Background
We aimed to explore the relationship between hypoxia-inducible factors-1α (HIF-1α) and lncRNA nuclear-enriched abundant transcript 1 (NEAT1), and their functions on hepatocellular carcinoma (HCC) under hypoxia.
Conclusion
HIF-1α knockdown inhibits NEAT1 expression, which suppresses progression of HCC and improves its prognosis.
Methods
HIF-1α and NEAT1 levels in HCC tissues and corresponding non-tumor tissues were determined by qRT-PCR, and the correlations of their levels in HCC tissues were analyzed by Pearson test. The relationship between overall survival and the two genes (HIF-1α and NEAT1) for HCC patients was detected by log-rank test. Clinicopathological features of NEAT1 in HCC patients were collected. HIF-1α and NEAT1 levels in HCC cells were measured by qRT-PCR and Western blot, and their relationship was determined by co-immunoprecipitation (Co-IP) assay. Cell viability, migration and invasion were detected by CCK-8, scratch wound healing and transwell assay, respectively.
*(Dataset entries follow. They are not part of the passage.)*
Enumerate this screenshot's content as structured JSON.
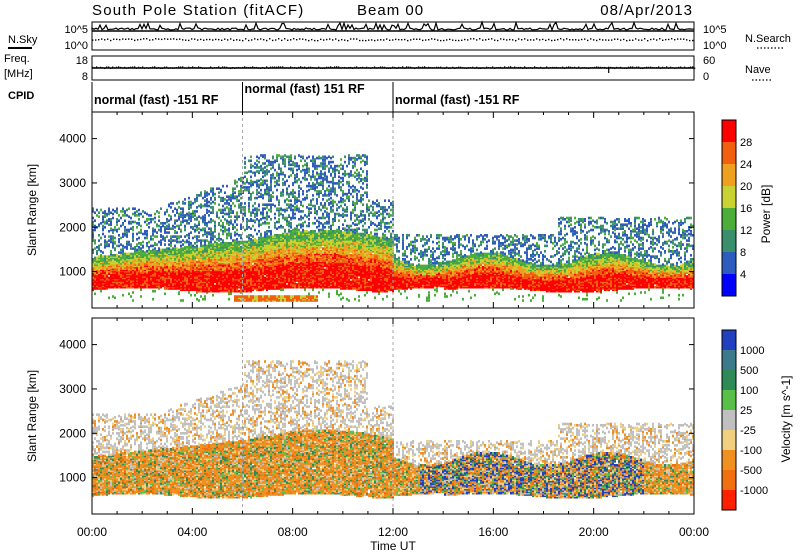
{
  "header": {
    "title": "South Pole Station (fitACF)",
    "beam": "Beam 00",
    "date": "08/Apr/2013"
  },
  "strips": {
    "nsky": {
      "label": "N.Sky",
      "tick_top": "10^5",
      "tick_bottom": "10^0"
    },
    "nsearch": {
      "label": "N.Search",
      "tick_top": "10^5",
      "tick_bottom": "10^0"
    },
    "freq": {
      "label_line1": "Freq.",
      "label_line2": "[MHz]",
      "tick_top": "18",
      "tick_bottom": "8"
    },
    "nave": {
      "label": "Nave",
      "tick_top": "60",
      "tick_bottom": "0"
    },
    "cpid": {
      "label": "CPID",
      "segments": [
        {
          "text": "normal (fast) -151 RF",
          "start_hour": 0,
          "end_hour": 6
        },
        {
          "text": "normal (fast) 151 RF",
          "start_hour": 6,
          "end_hour": 12
        },
        {
          "text": "normal (fast) -151 RF",
          "start_hour": 12,
          "end_hour": 24
        }
      ]
    }
  },
  "axes": {
    "xlabel": "Time UT",
    "ylabel": "Slant Range [km]",
    "x_ticks": [
      "00:00",
      "04:00",
      "08:00",
      "12:00",
      "16:00",
      "20:00",
      "00:00"
    ],
    "y_ticks": [
      "1000",
      "2000",
      "3000",
      "4000"
    ]
  },
  "chart_data": [
    {
      "type": "heatmap",
      "name": "power",
      "xlim_hours": [
        0,
        24
      ],
      "ylim_km": [
        180,
        4600
      ],
      "y_ticks_km": [
        1000,
        2000,
        3000,
        4000
      ],
      "colorbar_label": "Power [dB]",
      "colorbar_ticks": [
        "4",
        "8",
        "12",
        "16",
        "20",
        "24",
        "28"
      ],
      "colorbar_range": [
        0,
        32
      ],
      "colorbar_colors": [
        "#0000ff",
        "#2e5cbe",
        "#3a8f6c",
        "#4cae3a",
        "#c8d232",
        "#f0a020",
        "#f06010",
        "#ff0000"
      ]
    },
    {
      "type": "heatmap",
      "name": "velocity",
      "xlim_hours": [
        0,
        24
      ],
      "ylim_km": [
        180,
        4600
      ],
      "y_ticks_km": [
        1000,
        2000,
        3000,
        4000
      ],
      "colorbar_label": "Velocity [m s^-1]",
      "colorbar_ticks": [
        "1000",
        "500",
        "100",
        "25",
        "-25",
        "-100",
        "-500",
        "-1000"
      ],
      "colorbar_colors": [
        "#2040c0",
        "#3a7a8a",
        "#2e8b57",
        "#58c048",
        "#c0c0c0",
        "#f0d080",
        "#f09020",
        "#f07010",
        "#ff2000"
      ]
    }
  ]
}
The interaction of NEAT1 with HIF-1α in tumor development was determined by xenograft tumor assays in nude mice.
Results
NEAT1 and HIF-1α were highly expressed and showed a positive relationship in HCC tissues, and specifically, higher NEAT1 expression was positively associated with advanced TNM stage and metastasis in HCC patients. Up-regulated NEAT1 or HIF-1α in HCC patients had poorer prognosis. NEAT1 was induced by HIF-1α and suppressed by siHIF-1α. NEAT1 overexpression further promoted development of HCC under hypoxia while promoting cell viability, migration and invasion and suppressing apoptosis, and such effects were reversed by down-regulating HIF-1α. NEAT1 overexpression promoted tumor growth, which was reversed by down-regulating HIF-1α.